Dies alles sind Fragen, die wir uns stellen und beantworten sollten.

Eine Antwort lautet in der aktuellen Debatte ja, daß man das Wort Rasse aus dem Grundgesetz streichen soll. Wenn es so einfach wäre!

Eine andere würde wohl in Verlängerung lauten, wenn wir alles verbieten, was rassistisch ist, dann gibt es weniger Rassismus in den Köpfen. Glaubt da jemand dran?

Übrigens endet unser Denken an den Grenzen des Landes, das wir selbst verteidigen, um so leben zu können – wenn wir es noch verteidigen …

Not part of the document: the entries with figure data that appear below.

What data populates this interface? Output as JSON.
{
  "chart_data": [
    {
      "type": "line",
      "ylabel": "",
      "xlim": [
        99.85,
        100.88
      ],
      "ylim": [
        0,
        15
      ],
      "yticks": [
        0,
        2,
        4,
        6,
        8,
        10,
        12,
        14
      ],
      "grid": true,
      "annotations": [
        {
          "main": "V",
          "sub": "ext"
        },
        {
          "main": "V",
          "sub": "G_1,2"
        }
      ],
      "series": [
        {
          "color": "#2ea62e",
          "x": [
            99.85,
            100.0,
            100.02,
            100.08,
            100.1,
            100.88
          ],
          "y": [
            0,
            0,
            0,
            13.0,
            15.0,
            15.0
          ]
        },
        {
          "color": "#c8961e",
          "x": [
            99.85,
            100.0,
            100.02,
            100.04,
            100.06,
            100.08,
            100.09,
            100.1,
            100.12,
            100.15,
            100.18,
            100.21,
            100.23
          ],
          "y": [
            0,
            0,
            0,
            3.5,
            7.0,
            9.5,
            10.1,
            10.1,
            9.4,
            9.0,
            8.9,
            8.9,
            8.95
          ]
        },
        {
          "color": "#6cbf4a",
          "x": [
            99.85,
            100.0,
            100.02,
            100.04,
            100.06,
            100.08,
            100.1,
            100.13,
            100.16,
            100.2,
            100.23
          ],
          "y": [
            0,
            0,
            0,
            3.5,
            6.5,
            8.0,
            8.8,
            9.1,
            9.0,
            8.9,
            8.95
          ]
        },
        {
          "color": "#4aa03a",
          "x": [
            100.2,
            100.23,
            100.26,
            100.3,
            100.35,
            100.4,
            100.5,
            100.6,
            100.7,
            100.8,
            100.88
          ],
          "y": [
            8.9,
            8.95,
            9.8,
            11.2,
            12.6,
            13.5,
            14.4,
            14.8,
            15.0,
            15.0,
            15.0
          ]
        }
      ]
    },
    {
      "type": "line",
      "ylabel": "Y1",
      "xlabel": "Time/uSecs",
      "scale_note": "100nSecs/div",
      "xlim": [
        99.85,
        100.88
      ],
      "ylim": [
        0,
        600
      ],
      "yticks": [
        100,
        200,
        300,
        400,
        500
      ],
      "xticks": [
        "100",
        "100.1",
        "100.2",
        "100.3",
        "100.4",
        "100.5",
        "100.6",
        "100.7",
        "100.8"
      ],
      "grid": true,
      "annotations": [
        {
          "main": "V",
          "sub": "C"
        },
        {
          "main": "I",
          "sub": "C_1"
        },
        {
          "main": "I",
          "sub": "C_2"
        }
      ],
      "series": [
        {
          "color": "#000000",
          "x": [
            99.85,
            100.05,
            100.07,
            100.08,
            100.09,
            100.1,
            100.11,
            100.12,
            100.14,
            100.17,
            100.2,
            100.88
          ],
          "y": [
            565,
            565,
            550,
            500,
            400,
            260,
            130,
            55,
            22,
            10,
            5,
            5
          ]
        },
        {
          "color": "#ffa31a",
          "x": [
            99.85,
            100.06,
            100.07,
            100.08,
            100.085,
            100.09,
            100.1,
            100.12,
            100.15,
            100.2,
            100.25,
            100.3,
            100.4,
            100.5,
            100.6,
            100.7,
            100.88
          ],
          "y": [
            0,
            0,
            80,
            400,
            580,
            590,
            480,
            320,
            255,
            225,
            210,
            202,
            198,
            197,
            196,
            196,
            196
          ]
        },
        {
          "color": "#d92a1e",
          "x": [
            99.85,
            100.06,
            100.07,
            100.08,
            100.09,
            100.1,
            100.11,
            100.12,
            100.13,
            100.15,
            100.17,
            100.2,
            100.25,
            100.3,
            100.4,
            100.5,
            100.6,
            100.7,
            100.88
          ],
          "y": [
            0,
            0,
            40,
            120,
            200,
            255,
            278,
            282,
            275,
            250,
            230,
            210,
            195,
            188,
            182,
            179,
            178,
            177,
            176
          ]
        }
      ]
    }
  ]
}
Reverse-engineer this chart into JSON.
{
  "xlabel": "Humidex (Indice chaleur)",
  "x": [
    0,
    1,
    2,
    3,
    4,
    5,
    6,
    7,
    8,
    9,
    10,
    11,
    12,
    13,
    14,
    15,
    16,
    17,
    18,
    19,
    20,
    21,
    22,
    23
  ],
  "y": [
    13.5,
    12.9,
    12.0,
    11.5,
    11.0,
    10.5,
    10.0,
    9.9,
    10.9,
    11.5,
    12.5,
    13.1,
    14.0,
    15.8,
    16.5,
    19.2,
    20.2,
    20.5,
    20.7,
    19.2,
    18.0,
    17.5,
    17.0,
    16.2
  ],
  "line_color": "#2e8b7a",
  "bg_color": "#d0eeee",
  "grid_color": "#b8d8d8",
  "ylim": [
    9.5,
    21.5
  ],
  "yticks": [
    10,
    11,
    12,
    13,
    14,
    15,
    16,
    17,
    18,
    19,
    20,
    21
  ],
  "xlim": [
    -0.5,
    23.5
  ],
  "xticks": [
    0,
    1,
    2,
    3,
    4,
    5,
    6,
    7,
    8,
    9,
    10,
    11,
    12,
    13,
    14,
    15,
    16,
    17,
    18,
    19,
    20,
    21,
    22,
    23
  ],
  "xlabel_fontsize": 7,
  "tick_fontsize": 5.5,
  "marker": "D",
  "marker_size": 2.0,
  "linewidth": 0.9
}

Candide oder der Optimismus ist so gut, weil er die Widersprüchlichkeit der Welt und der Menschen auf den Punkt bringt.

Es ist ein Buch, das sich heute vielleicht mehr denn je lohnt, weil es uns den Spiegel vorhält und unsere Zeitgebundenheit deutlich macht.

Voltaire hat die Machtstrukturen seiner Zeit und die Ideologien und Glaubensfragen herausgearbeitet, die zu Kriegen und Gemetzel führten.

Die Machtstrukturen sind bis heute vorhanden.

Da wir alle endlich sind und Geld führt und unsere Antworten heute haben uns nicht weiter weg aus den Fragen unserer Welt gebracht.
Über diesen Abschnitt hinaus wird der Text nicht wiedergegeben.